When I explained to the class that Adorno did not mean “catastrophes” as a pejorative term to describe Beethoven’s music but instead meant it as an intentional artistic “design” on Beethoven’s part, I had to stop for a moment. The word immediately made me think of the images of the disaster that struck the Northeast region of Japan on March 11. We have witnessed the catastrophes. We have been affected—whether directly, indirectly, or psychologically—by the monstrosity of the disaster and the imagery of what we were left with after the tsunami swept away the region.
Thus the word catastrophe takes on a new meaning, at least for me—something that is psychologically threatening, a sort of a crisis accompanied by a sense of helplessness. My spring break was spent in front of the TV, watching the NHK (Japan Broadcasting Corporation) news. Without fully recovering from the distressed state I was in during the spring break, I taught Beethoven alongside the Adorno reading today.
I held those two words, “catastrophes” and “crisis,” as key points. All of a sudden, Beethoven’s late works and the current state of Japan, seemingly completely unrelated, started to connect in my mind.
Because these two pieces are in the Adorno article, I played the fifth movement of the Beethoven’s 14th string quartet, Op. 131. It is a very peculiar movement. Musical gestures are fragmented by frequent insertions of pauses. The music keeps stopping. Then I played his Bagatelle, Op. 126-6, in which he presents a virtuosic piano flourish at the beginning. Then he ignores it for four minutes, but at the end—almost unexpectedly—the flourish returns. It is an audible representation of displacement. What’s going on here?

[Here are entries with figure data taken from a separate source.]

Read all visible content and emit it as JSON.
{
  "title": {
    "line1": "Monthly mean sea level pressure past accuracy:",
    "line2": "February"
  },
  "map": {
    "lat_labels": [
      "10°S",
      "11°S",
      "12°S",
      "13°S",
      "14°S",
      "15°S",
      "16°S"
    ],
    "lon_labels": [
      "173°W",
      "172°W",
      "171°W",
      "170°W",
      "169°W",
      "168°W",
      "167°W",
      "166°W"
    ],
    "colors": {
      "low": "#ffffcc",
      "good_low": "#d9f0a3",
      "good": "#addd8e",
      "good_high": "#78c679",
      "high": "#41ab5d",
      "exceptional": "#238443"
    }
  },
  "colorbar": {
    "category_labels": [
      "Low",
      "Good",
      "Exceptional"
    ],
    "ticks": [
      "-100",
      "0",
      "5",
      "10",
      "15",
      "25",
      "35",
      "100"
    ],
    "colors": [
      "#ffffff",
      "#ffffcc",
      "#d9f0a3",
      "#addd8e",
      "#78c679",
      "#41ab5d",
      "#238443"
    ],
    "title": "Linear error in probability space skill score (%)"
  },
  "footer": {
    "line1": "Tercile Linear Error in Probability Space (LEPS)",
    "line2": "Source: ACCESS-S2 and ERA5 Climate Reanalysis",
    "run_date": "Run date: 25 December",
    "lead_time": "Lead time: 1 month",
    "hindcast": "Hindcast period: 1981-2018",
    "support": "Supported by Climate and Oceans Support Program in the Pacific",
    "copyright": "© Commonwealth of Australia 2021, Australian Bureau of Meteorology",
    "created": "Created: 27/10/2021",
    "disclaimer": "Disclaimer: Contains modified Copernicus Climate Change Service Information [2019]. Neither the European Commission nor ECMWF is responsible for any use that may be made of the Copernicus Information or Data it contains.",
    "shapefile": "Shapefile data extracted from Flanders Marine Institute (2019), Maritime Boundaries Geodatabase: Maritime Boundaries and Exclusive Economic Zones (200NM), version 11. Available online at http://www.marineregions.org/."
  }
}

Beethoven embeds questions in his late works. The music asks us listeners, “What if the music is filled with so many pauses? How would that affect the way we hear the music? How are the flourishes at the beginning and at the end perceived?” In a way, the music tells us that its life goes on even after the death of its creator because these questions trigger people to think and spark dialogues. In that sense, Beethoven’s works give threads of hope—that the crisis is not the end and that the catastrophe is not the representation of the end. By way of dialectical turns, the crisis becomes the new beginning, and the catastrophes gives birth to it.
The disaster in Japan leaves us speechless. But it is an opportunity for recovery. The citizens’ diligent efforts, notably the “Fukushima 50,” are exemplary, as seen on various media. It is a new beginning, hopefully a start of something better than ever before.
In his own lifetime, Beethoven too had some major crises. We know of, for example, his deafness, some difficulties with his nephew, Karl, and the much debated and even romanticized aspect of his relationship with his “immortal beloved.” However, even during his life’s difficulties, he overcame his challenges and achieved his profound late style. Composing was his sole way to express himself outwardly. And most importantly, throughout his life, he continued to search his next step. He had to go onward. We too must go onward. This is one of the greatest lessons about a way of life that everybody can take.
The author is a teacher in the department of music and a Ph.D. candidate for a doctorate in musical arts.